O seu pendor heterodoxo e a insistência, quase obsessiva, na livre independência crítica poderão ter contribuído para que tivesse passado ao lado de posições que merecia ter ocupado na nossa vida pública, no que o país muito teria beneficiado. Esse mesmo tropismo, associado a uma gestão peculiar de algumas das suas opções cívicas, colocou-o, frequentemente, em conflito com certas personalidades ou linhas políticas, obrigando-o a percursos bastante solitários. Mas, paradoxalmente, esse seu "defeito" é a face mais sedutora da sua forte identidade pessoal, servida por uma inteligência fina e aguda, mas quase sempre pouco complacente, como as suas aventuras pela blogosfera e pela imprensa espelham.

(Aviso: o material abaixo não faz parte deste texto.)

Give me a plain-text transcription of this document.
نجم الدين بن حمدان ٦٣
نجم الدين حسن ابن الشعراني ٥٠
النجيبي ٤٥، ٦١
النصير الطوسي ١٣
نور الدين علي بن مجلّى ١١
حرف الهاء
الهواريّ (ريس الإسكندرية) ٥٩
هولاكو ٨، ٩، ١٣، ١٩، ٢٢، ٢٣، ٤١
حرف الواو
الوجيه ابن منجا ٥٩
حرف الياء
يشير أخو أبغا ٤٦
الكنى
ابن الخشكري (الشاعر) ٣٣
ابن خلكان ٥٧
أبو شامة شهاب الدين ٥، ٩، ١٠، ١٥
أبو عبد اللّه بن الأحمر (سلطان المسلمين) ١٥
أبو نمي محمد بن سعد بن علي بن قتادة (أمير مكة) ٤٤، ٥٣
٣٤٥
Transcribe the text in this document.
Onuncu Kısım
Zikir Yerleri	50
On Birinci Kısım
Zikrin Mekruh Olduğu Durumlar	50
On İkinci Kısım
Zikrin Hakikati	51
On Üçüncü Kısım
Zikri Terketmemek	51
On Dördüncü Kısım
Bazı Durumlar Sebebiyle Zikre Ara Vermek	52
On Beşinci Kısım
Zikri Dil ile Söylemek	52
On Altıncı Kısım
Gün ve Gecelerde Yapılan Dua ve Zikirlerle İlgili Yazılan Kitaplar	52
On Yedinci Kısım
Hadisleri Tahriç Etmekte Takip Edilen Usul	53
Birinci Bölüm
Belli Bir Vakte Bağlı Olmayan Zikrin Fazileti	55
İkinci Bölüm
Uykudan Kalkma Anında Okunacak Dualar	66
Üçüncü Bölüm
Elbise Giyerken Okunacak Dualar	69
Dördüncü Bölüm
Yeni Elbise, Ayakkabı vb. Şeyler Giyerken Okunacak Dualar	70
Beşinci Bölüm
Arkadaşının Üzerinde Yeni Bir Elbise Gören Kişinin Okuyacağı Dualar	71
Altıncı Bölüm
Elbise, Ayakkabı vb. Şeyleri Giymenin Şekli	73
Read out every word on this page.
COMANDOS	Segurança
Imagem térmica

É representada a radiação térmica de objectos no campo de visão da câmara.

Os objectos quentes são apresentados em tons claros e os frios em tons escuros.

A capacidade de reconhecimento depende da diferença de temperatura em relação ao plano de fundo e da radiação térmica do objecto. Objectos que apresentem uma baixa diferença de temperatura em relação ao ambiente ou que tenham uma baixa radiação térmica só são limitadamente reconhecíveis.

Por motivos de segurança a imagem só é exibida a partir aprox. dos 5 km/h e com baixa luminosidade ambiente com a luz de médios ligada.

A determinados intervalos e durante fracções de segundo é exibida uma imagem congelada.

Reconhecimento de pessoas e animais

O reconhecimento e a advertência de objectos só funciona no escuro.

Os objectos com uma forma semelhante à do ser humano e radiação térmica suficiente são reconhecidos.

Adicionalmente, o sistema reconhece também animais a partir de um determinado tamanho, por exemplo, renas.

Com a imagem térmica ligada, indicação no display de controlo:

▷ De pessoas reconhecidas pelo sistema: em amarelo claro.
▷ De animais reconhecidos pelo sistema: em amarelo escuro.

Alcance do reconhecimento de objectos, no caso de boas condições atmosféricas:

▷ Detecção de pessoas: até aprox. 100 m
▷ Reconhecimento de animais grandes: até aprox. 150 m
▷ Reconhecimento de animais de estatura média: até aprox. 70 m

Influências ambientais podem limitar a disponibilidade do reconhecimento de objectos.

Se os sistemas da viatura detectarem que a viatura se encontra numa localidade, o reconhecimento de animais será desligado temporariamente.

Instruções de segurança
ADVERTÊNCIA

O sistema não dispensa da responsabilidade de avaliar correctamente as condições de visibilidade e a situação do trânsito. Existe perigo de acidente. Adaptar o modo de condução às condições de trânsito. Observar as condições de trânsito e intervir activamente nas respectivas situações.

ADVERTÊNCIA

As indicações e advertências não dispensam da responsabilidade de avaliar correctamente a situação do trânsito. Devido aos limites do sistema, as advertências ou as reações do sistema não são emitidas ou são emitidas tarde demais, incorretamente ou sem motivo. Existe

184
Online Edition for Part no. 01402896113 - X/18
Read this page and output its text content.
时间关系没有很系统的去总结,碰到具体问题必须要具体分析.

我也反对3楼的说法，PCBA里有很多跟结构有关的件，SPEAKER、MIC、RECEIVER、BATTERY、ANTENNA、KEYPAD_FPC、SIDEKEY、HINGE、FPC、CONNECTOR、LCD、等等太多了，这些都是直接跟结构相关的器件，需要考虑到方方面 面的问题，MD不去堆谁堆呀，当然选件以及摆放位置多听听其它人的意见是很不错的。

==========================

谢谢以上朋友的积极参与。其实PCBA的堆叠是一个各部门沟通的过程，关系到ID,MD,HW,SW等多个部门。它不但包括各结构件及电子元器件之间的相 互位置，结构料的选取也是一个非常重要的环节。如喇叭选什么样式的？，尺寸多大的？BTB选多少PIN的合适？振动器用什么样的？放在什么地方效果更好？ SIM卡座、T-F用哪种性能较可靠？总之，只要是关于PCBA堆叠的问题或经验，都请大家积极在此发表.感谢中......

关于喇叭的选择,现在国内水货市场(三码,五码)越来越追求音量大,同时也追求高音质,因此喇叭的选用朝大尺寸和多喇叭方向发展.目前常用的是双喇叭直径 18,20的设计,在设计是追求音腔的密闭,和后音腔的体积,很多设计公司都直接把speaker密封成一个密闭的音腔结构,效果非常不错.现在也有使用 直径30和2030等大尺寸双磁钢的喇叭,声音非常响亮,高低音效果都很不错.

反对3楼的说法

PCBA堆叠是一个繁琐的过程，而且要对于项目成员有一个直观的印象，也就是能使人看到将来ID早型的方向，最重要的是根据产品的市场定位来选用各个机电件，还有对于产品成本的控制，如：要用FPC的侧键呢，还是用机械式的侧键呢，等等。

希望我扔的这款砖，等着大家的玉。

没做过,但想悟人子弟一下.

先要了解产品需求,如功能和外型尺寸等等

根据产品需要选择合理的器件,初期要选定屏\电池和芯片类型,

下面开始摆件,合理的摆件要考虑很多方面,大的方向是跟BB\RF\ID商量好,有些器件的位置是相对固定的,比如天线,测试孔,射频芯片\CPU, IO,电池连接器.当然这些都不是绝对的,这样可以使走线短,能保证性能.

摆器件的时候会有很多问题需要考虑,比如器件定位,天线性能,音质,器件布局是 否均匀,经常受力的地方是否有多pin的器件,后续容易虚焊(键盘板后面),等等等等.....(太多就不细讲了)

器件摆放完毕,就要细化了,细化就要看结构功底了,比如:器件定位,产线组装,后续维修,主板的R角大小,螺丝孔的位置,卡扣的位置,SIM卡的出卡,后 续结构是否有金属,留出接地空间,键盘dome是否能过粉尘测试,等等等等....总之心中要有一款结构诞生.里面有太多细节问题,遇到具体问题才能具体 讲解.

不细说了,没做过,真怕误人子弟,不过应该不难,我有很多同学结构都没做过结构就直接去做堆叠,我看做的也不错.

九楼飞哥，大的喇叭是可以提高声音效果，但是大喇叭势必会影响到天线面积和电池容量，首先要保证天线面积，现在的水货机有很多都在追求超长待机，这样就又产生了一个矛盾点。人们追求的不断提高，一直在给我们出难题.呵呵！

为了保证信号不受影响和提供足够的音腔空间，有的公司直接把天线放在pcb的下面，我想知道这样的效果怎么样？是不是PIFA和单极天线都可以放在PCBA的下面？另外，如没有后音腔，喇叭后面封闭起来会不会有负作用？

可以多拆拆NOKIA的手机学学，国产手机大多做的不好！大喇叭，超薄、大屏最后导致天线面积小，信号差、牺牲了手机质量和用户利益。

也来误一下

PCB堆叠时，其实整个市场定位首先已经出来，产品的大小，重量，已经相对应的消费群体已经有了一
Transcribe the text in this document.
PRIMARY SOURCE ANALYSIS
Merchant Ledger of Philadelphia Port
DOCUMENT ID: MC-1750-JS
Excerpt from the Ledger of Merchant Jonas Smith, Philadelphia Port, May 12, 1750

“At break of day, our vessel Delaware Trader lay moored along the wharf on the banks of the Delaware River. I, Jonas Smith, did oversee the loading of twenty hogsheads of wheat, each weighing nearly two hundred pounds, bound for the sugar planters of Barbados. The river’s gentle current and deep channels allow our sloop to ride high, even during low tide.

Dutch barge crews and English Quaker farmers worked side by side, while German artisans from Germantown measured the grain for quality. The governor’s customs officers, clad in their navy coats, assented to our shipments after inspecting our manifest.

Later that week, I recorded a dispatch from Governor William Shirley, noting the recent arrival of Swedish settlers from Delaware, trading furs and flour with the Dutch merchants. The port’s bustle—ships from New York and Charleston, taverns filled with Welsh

No passado, nem sempre estivémos de acordo, mas julgo que nos encontraremos sempre numa certa forma de ver o país e os seus interesses, no preito à amizade e na alegria de saber que ambos pensamos pela nossa própria cabeça, sem receio de dizer alto as ideias, mesmo que elas pontualmente não coincidam ou possam incomodar terceiros. E quem partilha o mesmo barbeiro pode também dar-se ao luxo de sair por vias opostas na 2ª circular.
Neste momento em que um livro celebra o seu importante percurso académico, tendo servido de pretexto para ter sido homenageado por um grupo de colegas e admiradores, aqui deixo um forte e solidário abraço ao José Medeiros Ferreira.